古典经济学认为,成本是以产品总加工的形式表现出来的投入社会生产活动中的全部生产要素的耗费。法律作为社会生活的保障产品,其生产、制造与实施也需要投入成本。一部新的法律出台,从法案的提出到草案的审议,再到草案的通过,直至法律的传播乃至法律的完善,给社会造成了巨大的、直接和间接的成本耗费。除此之外,法要进入人们的生活,仅有生成成本是不够的,还必须附加实施的费用。

法律成本是法律运作行为的全部费用,包括“立法、司法、执法、守法各法治环节中当事人实现权利,行使权利,履行义务和承担责任所消耗的人力、物力、财力和时间资源。”[3]

法律成本在性质上是属于交易费用(transaction Cost)的范畴。所谓“交易”按照康芒斯的解释,即为不同主体在共同的导向下所进行的交互活动。法律制度的型构,在很大程度上来是为了维护人们的交互活动,减少活动中的非交易性因素,节约交易费用。在交易费用为零,即“零交易费用”的情况下,不管法律对权利的初始界定如何,复数主体均能通过自由谈判来达到资源的优化配置。因此,此时法律的制定,选择成本高低不影响社会整体经济效益的取得,但它却影响了收益的分配,因为社会结构的存在受制于所有制,而法律使所有制法定化。在这种情况下,法律成本应该是确立维护产权所耗费的费用。“在交易费用为正数的情况下,法律在决定资源配置方面,起着极其重要的作用。”[4]此时复数主体可能通过平等对话不能达成合意,在客观上需要法律进行调整。因为用强制性的法律解决悬而未决的问题,比进行数次谈判达成妥协要有效率的多。然而效率的生成必然要以支付必要的法律运作成本为前提。

从上面分析来看,法律成本是非生产性成本,是在纷繁的社会互动过程中,由社会关系所决定的,服务于生产成本的附加成本。在生产活动中,人们是以理性的群体而存在的,为了获得最大的利益,不能无视巨大的非生产性成本的存在,而是把非生产性成本与生产成本综合权衡,在二者之间寻找一个契合点,从各自的“偏好”中得出一个理想的“预期交易成本”。从某种意义上讲,法律成本成为生产成本的决定性因素。排污超标收费制度的出台,作为一项法律而存在,企业主在生产产品时必须核算自己的收益和必要的支出,其间必然包括支付法律的成本,法律成本不具有其他成本所有的转嫁性或变通性,具有必然支付性。可能会受制于法律成本,缩小生产规模或加大生产成本减少污染。

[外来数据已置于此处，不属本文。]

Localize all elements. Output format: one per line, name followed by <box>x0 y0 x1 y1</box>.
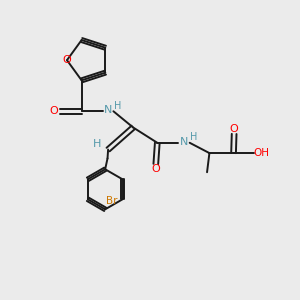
Text: O: O <box>63 55 71 65</box>
Text: N: N <box>180 137 189 147</box>
Text: OH: OH <box>253 148 269 158</box>
Text: O: O <box>230 124 239 134</box>
Text: H: H <box>93 139 101 149</box>
Text: Br: Br <box>106 196 118 206</box>
Text: H: H <box>190 133 197 142</box>
Text: O: O <box>152 164 160 174</box>
Text: N: N <box>104 105 112 116</box>
Text: O: O <box>50 106 58 116</box>
Text: H: H <box>114 101 121 111</box>
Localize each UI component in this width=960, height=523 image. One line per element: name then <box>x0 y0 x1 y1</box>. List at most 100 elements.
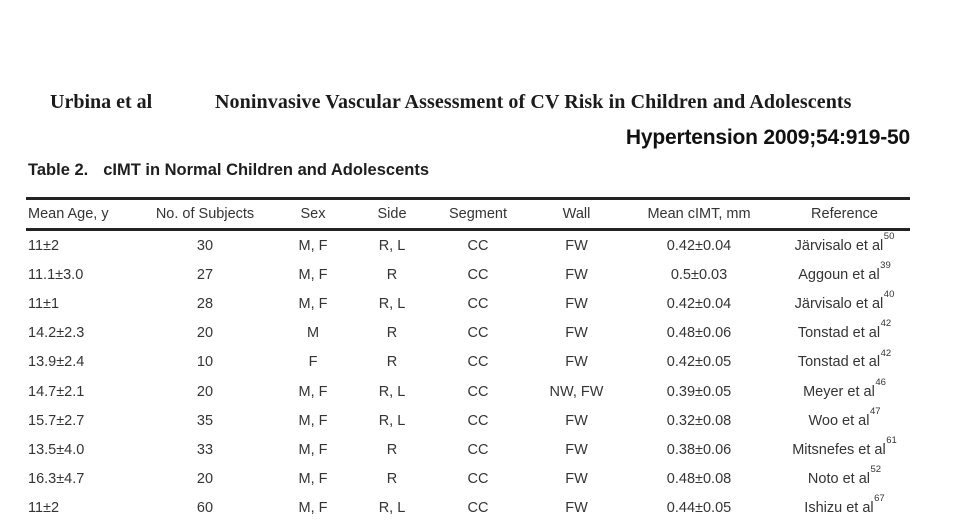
mean-cimt-cell: 0.42±0.05 <box>666 354 732 371</box>
reference-author-text: Meyer et al <box>803 383 875 400</box>
subjects-cell: 10 <box>196 354 214 371</box>
reference-number-superscript: 42 <box>880 347 892 359</box>
wall-cell: FW <box>565 354 588 371</box>
table-row: 11±1 28 M, F R, L CC FW 0.42±0.04 Järvisalo et … <box>26 289 910 318</box>
sex-cell: M, F <box>298 500 328 517</box>
side-cell: R <box>386 325 398 342</box>
column-header: Wall <box>534 198 619 231</box>
reference-cell: Meyer et al46 <box>779 377 910 406</box>
segment-cell: CC <box>467 237 489 254</box>
reference-cell: Tonstad et al42 <box>779 348 910 377</box>
sex-cell: F <box>308 354 318 371</box>
sex-cell: M, F <box>298 295 328 312</box>
reference-author-text: Tonstad et al <box>797 325 881 342</box>
wall-cell: FW <box>565 295 588 312</box>
column-header: Sex <box>264 198 362 231</box>
reference-cell: Woo et al47 <box>779 406 910 435</box>
table-row: 16.3±4.7 20 M, F R CC FW 0.48±0.08 Noto et al52 <box>26 465 910 494</box>
cimt-table: Mean Age, y No. of Subjects Sex Side Segment… <box>26 197 910 523</box>
sex-cell: M, F <box>298 412 328 429</box>
mean-age-cell: 11±1 <box>28 295 60 312</box>
segment-cell: CC <box>467 295 489 312</box>
sex-cell: M, F <box>298 266 328 283</box>
table-header-row: Mean Age, y No. of Subjects Sex Side Segment… <box>26 198 910 231</box>
reference-cell: Noto et al52 <box>779 465 910 494</box>
side-cell: R, L <box>378 295 406 312</box>
mean-age-cell: 11±2 <box>28 500 60 517</box>
side-cell: R <box>386 441 398 458</box>
mean-cimt-cell: 0.42±0.04 <box>666 295 732 312</box>
segment-cell: CC <box>467 471 489 488</box>
reference-number-superscript: 42 <box>880 318 892 330</box>
running-author: Urbina et al <box>50 91 153 113</box>
sex-cell: M, F <box>298 383 328 400</box>
citation-annotation: Hypertension 2009;54:919-50 <box>625 126 910 149</box>
side-cell: R, L <box>378 237 406 254</box>
table-caption: Table 2. cIMT in Normal Children and Adol… <box>28 161 429 180</box>
subjects-cell: 27 <box>196 266 214 283</box>
reference-cell: Ishizu et al67 <box>779 494 910 523</box>
mean-cimt-cell: 0.48±0.08 <box>666 471 732 488</box>
reference-author-text: Ishizu et al <box>804 500 874 517</box>
side-cell: R <box>386 471 398 488</box>
subjects-cell: 30 <box>196 237 214 254</box>
column-header: Segment <box>422 198 534 231</box>
running-title: Noninvasive Vascular Assessment of CV Ri… <box>215 91 852 113</box>
subjects-cell: 28 <box>196 295 214 312</box>
running-head: Urbina et al Noninvasive Vascular Assess… <box>0 91 960 115</box>
wall-cell: FW <box>565 500 588 517</box>
side-cell: R, L <box>378 412 406 429</box>
reference-author-text: Järvisalo et al <box>794 295 884 312</box>
subjects-cell: 60 <box>196 500 214 517</box>
column-header: Reference <box>779 198 910 231</box>
column-header: Mean cIMT, mm <box>619 198 779 231</box>
subjects-cell: 20 <box>196 325 214 342</box>
mean-age-cell: 13.9±2.4 <box>28 354 85 371</box>
sex-cell: M, F <box>298 441 328 458</box>
reference-author-text: Noto et al <box>807 471 870 488</box>
reference-number-superscript: 52 <box>870 464 882 476</box>
reference-cell: Aggoun et al39 <box>779 260 910 289</box>
reference-author-text: Woo et al <box>808 412 870 429</box>
mean-cimt-cell: 0.48±0.06 <box>666 325 732 342</box>
table-row: 13.9±2.4 10 F R CC FW 0.42±0.05 Tonstad et al42 <box>26 348 910 377</box>
reference-author-text: Tonstad et al <box>797 354 881 371</box>
reference-author-text: Aggoun et al <box>798 266 880 283</box>
reference-number-superscript: 50 <box>883 230 895 242</box>
segment-cell: CC <box>467 266 489 283</box>
table-row: 11±2 60 M, F R, L CC FW 0.44±0.05 Ishizu et al6… <box>26 494 910 523</box>
side-cell: R, L <box>378 500 406 517</box>
wall-cell: FW <box>565 441 588 458</box>
subjects-cell: 20 <box>196 471 214 488</box>
mean-age-cell: 16.3±4.7 <box>28 471 85 488</box>
mean-cimt-cell: 0.44±0.05 <box>666 500 732 517</box>
table-row: 11±2 30 M, F R, L CC FW 0.42±0.04 Järvisalo et … <box>26 230 910 261</box>
mean-cimt-cell: 0.39±0.05 <box>666 383 732 400</box>
segment-cell: CC <box>467 500 489 517</box>
mean-age-cell: 11.1±3.0 <box>28 266 84 283</box>
subjects-cell: 33 <box>196 441 214 458</box>
wall-cell: FW <box>565 325 588 342</box>
column-header: Mean Age, y <box>26 198 146 231</box>
table-row: 14.2±2.3 20 M R CC FW 0.48±0.06 Tonstad et al42 <box>26 319 910 348</box>
reference-cell: Järvisalo et al50 <box>779 230 910 261</box>
mean-age-cell: 14.2±2.3 <box>28 325 85 342</box>
mean-cimt-cell: 0.5±0.03 <box>670 266 728 283</box>
reference-number-superscript: 39 <box>880 259 891 271</box>
side-cell: R, L <box>378 383 406 400</box>
sex-cell: M, F <box>298 471 328 488</box>
wall-cell: FW <box>565 471 588 488</box>
side-cell: R <box>386 354 398 371</box>
journal-page: Urbina et al Noninvasive Vascular Assess… <box>0 91 960 517</box>
wall-cell: FW <box>565 412 588 429</box>
table-label: Table 2. <box>28 161 89 179</box>
wall-cell: FW <box>565 237 588 254</box>
reference-number-superscript: 67 <box>874 493 885 505</box>
table-row: 13.5±4.0 33 M, F R CC FW 0.38±0.06 Mitsnefes et… <box>26 435 910 464</box>
table-row: 14.7±2.1 20 M, F R, L CC NW, FW 0.39±0.05 Meyer… <box>26 377 910 406</box>
wall-cell: NW, FW <box>549 383 604 400</box>
mean-cimt-cell: 0.38±0.06 <box>666 441 732 458</box>
reference-number-superscript: 46 <box>875 376 886 388</box>
wall-cell: FW <box>565 266 588 283</box>
segment-cell: CC <box>467 441 489 458</box>
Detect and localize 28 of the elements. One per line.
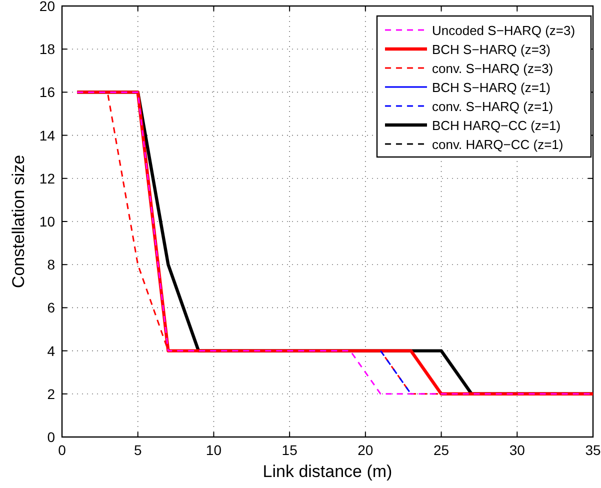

法律作为一种公共物品,其成本相对于生产成本的确定性而言,往往具有恒动性,在其逻辑概念的外延上不确定,这一性质是由法律成本的变动性和难以计量的性质所决定的,法律成本具有多层次性,有的是显性成本,有的是隐性成本,有的是可预期的,有的是无法预期的;有的是以物质利益表现的,有的是从精神利益体现的。“法律创制和实施的过程(环节)相当漫长,涉及多方面因素,统计资料相对不完备,也是造成法律成本难以进行严谨的计量分析的重要因素。”[5] 法律是一种用于促进整个团体或社会利益的一种集体资源,资源的天然禀性就是稀缺性。我们可以从法律成本的确定性这一命题派生出另一个命题;法律资源容易被浪费。“在中国司法实践中,无效经济合同约占合同总量的10%—15%”[6]。无效合同的存在是以牺牲约立合同的成本、履约成本以及其它直接损失为代价的。在市场经济条件下,强行性法律介入经济活动领域,即使利用其干预经济活动带来的和利用价格机制调节经济活动带来的完全相同的社会收益,利用强行性法律的活动也是对法律资源的浪费。因为生成法律是消耗了社会成本的。我们可以把法律直接介入的经济活动看作为一种迂回的经济活动,法律是一种中间产品。没有法律直接介入的经济活动被视为一种直接的经济活动,只有当迂回的经济活动产生的净社会收益大于直接经济活动的净社会收益时,迂回的经济活动才是值得的,法律资源才真正转化为社会财富,否则就是法律资源的浪费。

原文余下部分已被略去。